Durante este fin de semana se está produciendo en diversos lugares del mundo la Campaña para la Erradicación de la Pobreza. En nuestra sociedad instalada en el individualismo, en la comodidad, en el “sálvese quien pueda” un evento de estas características pasa casi inadvertido. Sin embargo, a poco que miremos a nuestro alrededor, con otra perspectiva, hay personas que viven en la pobreza, si no extrema, si, al menos, severa. Es verdad, que en nuestro entorno, no se dan los casos terribles que se ven, de vez en cuando, en los medios de comunicación, no tenemos niños y niñas con barrigas hinchadas por el hambre, no hay imágenes espantosas de ese tipo, nuestra sociedad parece no estar afectada por esa situación, pero hay una cuestión que hay que ponerla sobre la mesa; somos responsables de esas situaciones extremas, por muy lejanas que la queramos ver. Es preciso actuar en todos los frentes, en lo social, en lo político y, en estos momentos, en que los Gobiernos sacan dinero de todos los lados para mejorar la situación financiera, convirtiéndose en cómplices del crimen que supone que 50000 personas mueran diariamente por efecto de la pobreza y que más de 50 millones de personas estén en una pobreza extrema, no podemos quedar impasibles ante situación. No se trata, exclusivamente de una cuestión de solidaridad, se trata de una situación de responsabilidad cívica y política, debemos actuar de forma masiva en todos los frentes en contra de las políticas neoliberales que permiten un mundo cada vez más desigual, donde los ricos son cada vez más ricos y los pobres más pobres.

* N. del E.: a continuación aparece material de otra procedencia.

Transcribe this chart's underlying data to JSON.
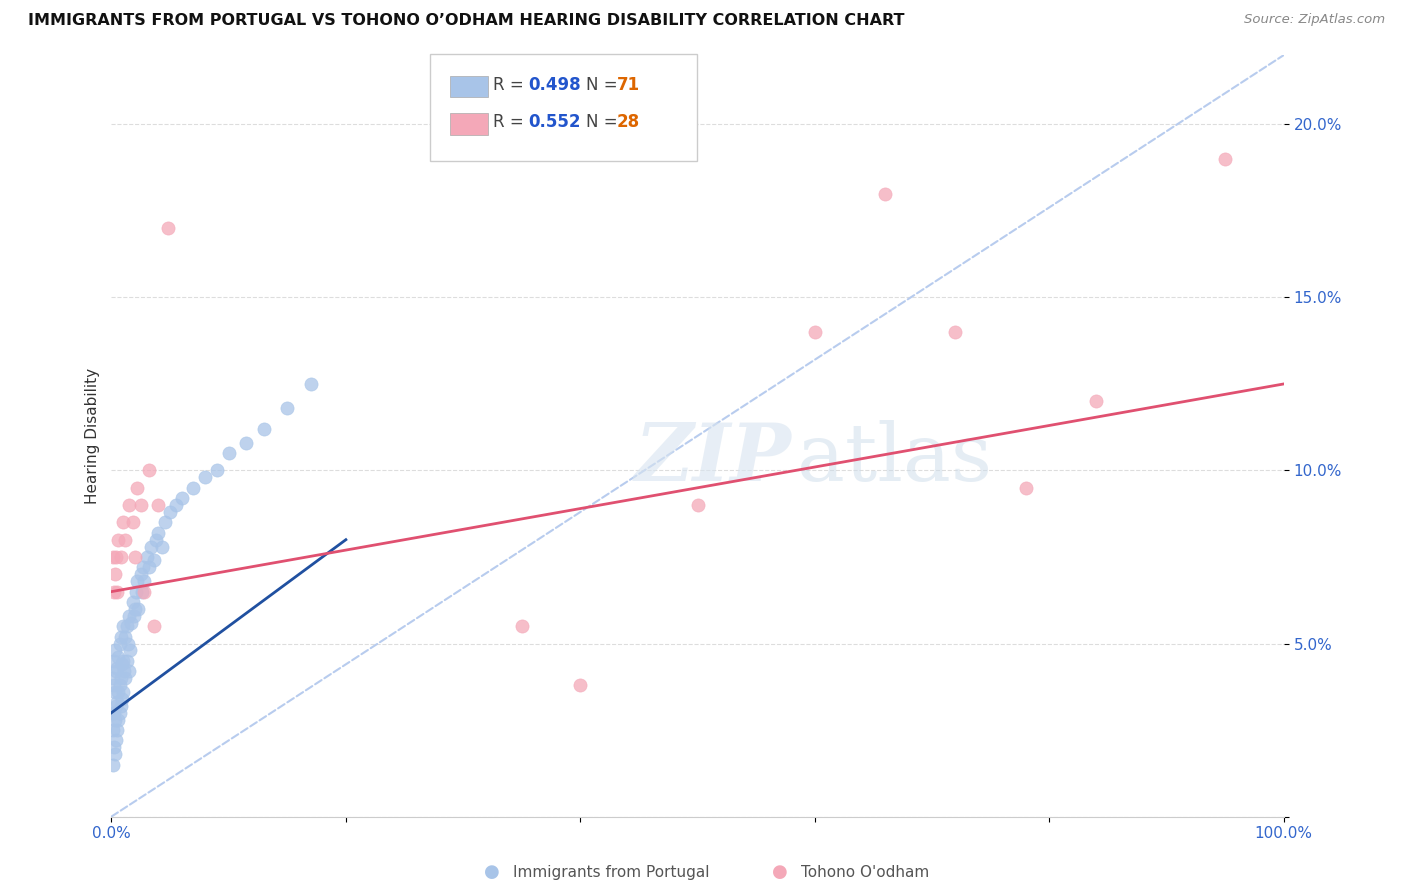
{
  "title": "IMMIGRANTS FROM PORTUGAL VS TOHONO O’ODHAM HEARING DISABILITY CORRELATION CHART",
  "source": "Source: ZipAtlas.com",
  "ylabel": "Hearing Disability",
  "xlim": [
    0,
    1.0
  ],
  "ylim": [
    0,
    0.22
  ],
  "legend_blue_r": "0.498",
  "legend_blue_n": "71",
  "legend_pink_r": "0.552",
  "legend_pink_n": "28",
  "blue_color": "#a8c4e8",
  "pink_color": "#f4a8b8",
  "blue_line_color": "#2050a0",
  "pink_line_color": "#e05070",
  "diagonal_color": "#b8ccee",
  "blue_x": [
    0.0005,
    0.001,
    0.001,
    0.001,
    0.002,
    0.002,
    0.002,
    0.002,
    0.003,
    0.003,
    0.003,
    0.003,
    0.004,
    0.004,
    0.004,
    0.005,
    0.005,
    0.005,
    0.006,
    0.006,
    0.006,
    0.007,
    0.007,
    0.007,
    0.008,
    0.008,
    0.008,
    0.009,
    0.009,
    0.01,
    0.01,
    0.01,
    0.011,
    0.012,
    0.012,
    0.013,
    0.013,
    0.014,
    0.015,
    0.015,
    0.016,
    0.017,
    0.018,
    0.019,
    0.02,
    0.021,
    0.022,
    0.023,
    0.025,
    0.026,
    0.027,
    0.028,
    0.03,
    0.032,
    0.034,
    0.036,
    0.038,
    0.04,
    0.043,
    0.046,
    0.05,
    0.055,
    0.06,
    0.07,
    0.08,
    0.09,
    0.1,
    0.115,
    0.13,
    0.15,
    0.17
  ],
  "blue_y": [
    0.03,
    0.015,
    0.025,
    0.04,
    0.02,
    0.03,
    0.038,
    0.045,
    0.018,
    0.028,
    0.036,
    0.048,
    0.022,
    0.032,
    0.042,
    0.025,
    0.033,
    0.043,
    0.028,
    0.036,
    0.046,
    0.03,
    0.038,
    0.05,
    0.032,
    0.04,
    0.052,
    0.034,
    0.044,
    0.036,
    0.045,
    0.055,
    0.042,
    0.04,
    0.052,
    0.045,
    0.055,
    0.05,
    0.042,
    0.058,
    0.048,
    0.056,
    0.062,
    0.058,
    0.06,
    0.065,
    0.068,
    0.06,
    0.07,
    0.065,
    0.072,
    0.068,
    0.075,
    0.072,
    0.078,
    0.074,
    0.08,
    0.082,
    0.078,
    0.085,
    0.088,
    0.09,
    0.092,
    0.095,
    0.098,
    0.1,
    0.105,
    0.108,
    0.112,
    0.118,
    0.125
  ],
  "pink_x": [
    0.001,
    0.002,
    0.003,
    0.004,
    0.005,
    0.006,
    0.008,
    0.01,
    0.012,
    0.015,
    0.018,
    0.02,
    0.022,
    0.025,
    0.028,
    0.032,
    0.036,
    0.04,
    0.048,
    0.35,
    0.4,
    0.5,
    0.6,
    0.66,
    0.72,
    0.78,
    0.84,
    0.95
  ],
  "pink_y": [
    0.075,
    0.065,
    0.07,
    0.075,
    0.065,
    0.08,
    0.075,
    0.085,
    0.08,
    0.09,
    0.085,
    0.075,
    0.095,
    0.09,
    0.065,
    0.1,
    0.055,
    0.09,
    0.17,
    0.055,
    0.038,
    0.09,
    0.14,
    0.18,
    0.14,
    0.095,
    0.12,
    0.19
  ],
  "blue_line_x": [
    0.0,
    0.2
  ],
  "blue_line_y": [
    0.03,
    0.08
  ],
  "pink_line_x": [
    0.0,
    1.0
  ],
  "pink_line_y": [
    0.065,
    0.125
  ]
}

No podemos caer en el pesimismo conformista de decir que no está en nuestras manos el cambiar la situación, siempre hay algo que hacer, las soluciones estructurales dependen de muchos factores, pero en este momento, es preciso utilizar algunos elementos que se están dando en el mundo de forma muy clara, para poder decir bien alto y claro que “otro mundo es posible”. Hay que fijar la mirada en lo que está ocurriendo en América latina, con luces y sombras, pero que desde luego, no es la situación de nuestro mundo feliz y europeo. Hay que valorar la llegada a los gobiernos de muchos países latinoamericanos, líderes carismáticos, están haciendo otras políticas, que desde luego, son vapuleadas por los organismos internacionales como el FMI, OMC o el Banco Mundial, pero que en sus países están consiguiendo con mucho esfuerzo sacar diganamente adelante políticas sociales y económicas, que en nada se parecen a las políticas propugnadas por EEUU y todos sus socios mundiales. Existen voces en todos los espacios de la ciencia y del pensamiento que vienen diciendo que esta situación debe cambiar y se está justificando esta necesidad, existen una serie de movimientos que lo vienen haciendo desde hace tiempo y, que hoy empiezan a tener más razón que antes. Por ello, en mi opinión, deberíamos tomar posiciones en nuestras microsociedades para poner de manifiesto nuestro desacuerdo con lo que está ocurriendo, mostrando a las claras el verdadero rostro de la sociedad desigual que vivimos.